Just as people who have not seen each other for a long time are able to detect physical changes of each other at the moment of reunion, when I came back to Hong Kong after being away for a year, I was able to make observations about the people that I had taken for granted my whole life.

What struck me most was Hong Kong people is that there are such a lot of them. This may sound like truism, but coming back from Prince Edward Island, the population density of which is only about 1/250 of Hong Kong (and the island is already Canada’s most densely populated province!), I couldn’t help notice that I was always among a crowd of people.

Having so many people around is likely to make one feel they are too close for comfort. This may be the case even in the countryside where one is supposed to be able to get away from it all. In two or three hikes I did during the trip, I had to adjust my pace because there had been other hikers close by walking in the same pace as me and the hiking partner(s) I was talking to. I just didn’t like sharing our conversations with strangers or disturbing others with our speech. 

With so many people around, one cannot be bothered with etiquette. In a sparsely populated country like Canada, people do not cross path frequently. And when they do, they are quick to give way or apologise if they do get in the way of each other. Not in Hong Kong. The large number of commuters, most of whom are in a hurry, always strive to get a step ahead of others. It always happens that one commuter cuts across another, just six inches in front, and neither has an issue with it. Just don’t bump into each other or step on each others’ toes.

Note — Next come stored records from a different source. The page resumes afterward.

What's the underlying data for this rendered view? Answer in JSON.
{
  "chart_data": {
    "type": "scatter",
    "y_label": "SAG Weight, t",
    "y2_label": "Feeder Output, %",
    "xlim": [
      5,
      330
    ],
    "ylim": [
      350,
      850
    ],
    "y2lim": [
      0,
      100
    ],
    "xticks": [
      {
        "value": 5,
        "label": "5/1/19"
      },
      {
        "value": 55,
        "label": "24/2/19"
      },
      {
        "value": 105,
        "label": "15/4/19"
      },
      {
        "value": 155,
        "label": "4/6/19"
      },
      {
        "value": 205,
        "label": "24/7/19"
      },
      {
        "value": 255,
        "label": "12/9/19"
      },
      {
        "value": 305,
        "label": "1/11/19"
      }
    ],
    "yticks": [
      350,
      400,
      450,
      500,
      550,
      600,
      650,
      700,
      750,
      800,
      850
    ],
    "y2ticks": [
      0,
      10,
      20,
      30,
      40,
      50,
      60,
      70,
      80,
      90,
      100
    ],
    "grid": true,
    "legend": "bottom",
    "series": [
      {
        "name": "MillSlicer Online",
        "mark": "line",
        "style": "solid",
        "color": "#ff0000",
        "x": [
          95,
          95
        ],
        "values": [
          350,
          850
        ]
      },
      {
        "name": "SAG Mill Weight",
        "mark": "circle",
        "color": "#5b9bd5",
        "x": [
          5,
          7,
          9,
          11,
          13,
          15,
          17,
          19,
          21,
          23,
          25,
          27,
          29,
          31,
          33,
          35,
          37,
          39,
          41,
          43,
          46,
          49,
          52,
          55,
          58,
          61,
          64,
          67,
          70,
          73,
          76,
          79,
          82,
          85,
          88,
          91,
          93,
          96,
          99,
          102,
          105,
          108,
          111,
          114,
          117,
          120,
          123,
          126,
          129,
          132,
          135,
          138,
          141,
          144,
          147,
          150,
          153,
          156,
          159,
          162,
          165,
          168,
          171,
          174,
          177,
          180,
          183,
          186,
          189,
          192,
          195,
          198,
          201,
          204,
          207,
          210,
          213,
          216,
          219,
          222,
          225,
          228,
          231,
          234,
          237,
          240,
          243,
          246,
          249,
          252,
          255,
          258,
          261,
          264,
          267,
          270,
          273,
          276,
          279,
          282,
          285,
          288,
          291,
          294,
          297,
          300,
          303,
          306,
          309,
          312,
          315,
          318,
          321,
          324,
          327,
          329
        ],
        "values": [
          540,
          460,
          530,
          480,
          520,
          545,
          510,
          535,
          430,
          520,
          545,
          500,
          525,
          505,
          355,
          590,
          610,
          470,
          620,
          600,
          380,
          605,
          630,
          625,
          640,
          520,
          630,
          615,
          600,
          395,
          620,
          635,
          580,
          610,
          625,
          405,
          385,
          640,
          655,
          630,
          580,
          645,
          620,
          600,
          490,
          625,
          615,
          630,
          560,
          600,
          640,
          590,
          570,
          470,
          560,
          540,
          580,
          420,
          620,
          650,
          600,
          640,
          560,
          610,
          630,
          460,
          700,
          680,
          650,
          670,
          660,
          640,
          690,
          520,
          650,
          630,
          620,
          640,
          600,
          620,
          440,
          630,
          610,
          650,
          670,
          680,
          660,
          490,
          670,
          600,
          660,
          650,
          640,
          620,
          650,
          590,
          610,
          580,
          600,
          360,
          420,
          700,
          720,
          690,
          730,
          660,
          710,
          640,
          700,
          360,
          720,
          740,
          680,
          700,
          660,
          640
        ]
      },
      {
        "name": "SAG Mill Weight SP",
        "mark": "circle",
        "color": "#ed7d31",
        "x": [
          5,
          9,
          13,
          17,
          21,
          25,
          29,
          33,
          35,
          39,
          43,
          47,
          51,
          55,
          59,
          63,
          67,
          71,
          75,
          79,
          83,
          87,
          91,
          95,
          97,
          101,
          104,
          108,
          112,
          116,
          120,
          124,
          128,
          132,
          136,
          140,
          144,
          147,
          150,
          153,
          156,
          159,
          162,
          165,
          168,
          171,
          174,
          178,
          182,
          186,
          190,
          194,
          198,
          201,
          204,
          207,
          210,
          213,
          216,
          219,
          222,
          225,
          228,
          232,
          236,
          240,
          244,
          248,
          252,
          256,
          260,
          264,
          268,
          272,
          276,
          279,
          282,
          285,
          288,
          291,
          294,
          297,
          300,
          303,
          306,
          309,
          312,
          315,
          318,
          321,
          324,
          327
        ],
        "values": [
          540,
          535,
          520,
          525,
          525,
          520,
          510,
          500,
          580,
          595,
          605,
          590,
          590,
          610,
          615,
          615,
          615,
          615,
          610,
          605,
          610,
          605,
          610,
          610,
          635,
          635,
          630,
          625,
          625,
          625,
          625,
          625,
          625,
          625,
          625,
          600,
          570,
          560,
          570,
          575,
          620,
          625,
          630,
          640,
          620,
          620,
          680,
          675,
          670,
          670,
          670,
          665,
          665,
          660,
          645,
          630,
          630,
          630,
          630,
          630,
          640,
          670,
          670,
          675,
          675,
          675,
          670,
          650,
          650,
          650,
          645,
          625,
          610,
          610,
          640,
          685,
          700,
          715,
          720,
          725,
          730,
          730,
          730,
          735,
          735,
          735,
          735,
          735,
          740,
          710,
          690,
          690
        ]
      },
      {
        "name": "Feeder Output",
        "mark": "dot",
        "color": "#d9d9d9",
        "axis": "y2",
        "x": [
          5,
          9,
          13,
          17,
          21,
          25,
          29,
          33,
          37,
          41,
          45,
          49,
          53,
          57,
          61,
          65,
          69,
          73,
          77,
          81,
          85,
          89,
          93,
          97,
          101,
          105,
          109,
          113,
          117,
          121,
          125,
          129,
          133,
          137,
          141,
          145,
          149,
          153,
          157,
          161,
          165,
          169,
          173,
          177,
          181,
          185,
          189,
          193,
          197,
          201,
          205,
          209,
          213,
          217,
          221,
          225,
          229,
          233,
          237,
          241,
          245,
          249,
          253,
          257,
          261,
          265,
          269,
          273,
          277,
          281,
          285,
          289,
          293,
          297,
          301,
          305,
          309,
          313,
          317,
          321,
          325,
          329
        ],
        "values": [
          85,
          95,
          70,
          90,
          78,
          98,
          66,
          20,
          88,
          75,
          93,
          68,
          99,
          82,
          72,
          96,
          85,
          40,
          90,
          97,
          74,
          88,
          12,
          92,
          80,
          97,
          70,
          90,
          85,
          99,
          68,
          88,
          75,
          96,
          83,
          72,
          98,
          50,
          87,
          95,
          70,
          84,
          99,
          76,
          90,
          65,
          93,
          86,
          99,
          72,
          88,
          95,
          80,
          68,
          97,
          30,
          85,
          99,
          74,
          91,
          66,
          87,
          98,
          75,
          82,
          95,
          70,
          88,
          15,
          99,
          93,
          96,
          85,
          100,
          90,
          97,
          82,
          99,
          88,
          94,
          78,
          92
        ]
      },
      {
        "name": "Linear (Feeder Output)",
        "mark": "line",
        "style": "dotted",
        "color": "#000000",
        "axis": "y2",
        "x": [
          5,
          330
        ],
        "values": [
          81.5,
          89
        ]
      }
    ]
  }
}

Not only are most people in a hurry but also they look cheerless or wear a long face. Knowing this birthplace of mine well, I am guessing that for some it may be a sense of self-importance while for others it may be the burden of life or whatever business they have to handle shortly. It is obvious from these people’s faces that this is a city which, for all its affluence, does not have much capacity for happiness. This observation is in line with the findings of the latest Smiling Report released by Better Business World Wide. Based on the investigation of Mystery Shopping Providers in 69 countries, Hong Kong is fifth from the bottom in terms of smiles offered by service providers in different industries.

They say that money cannot buy you happiness. Just ask the people of Hong Kong.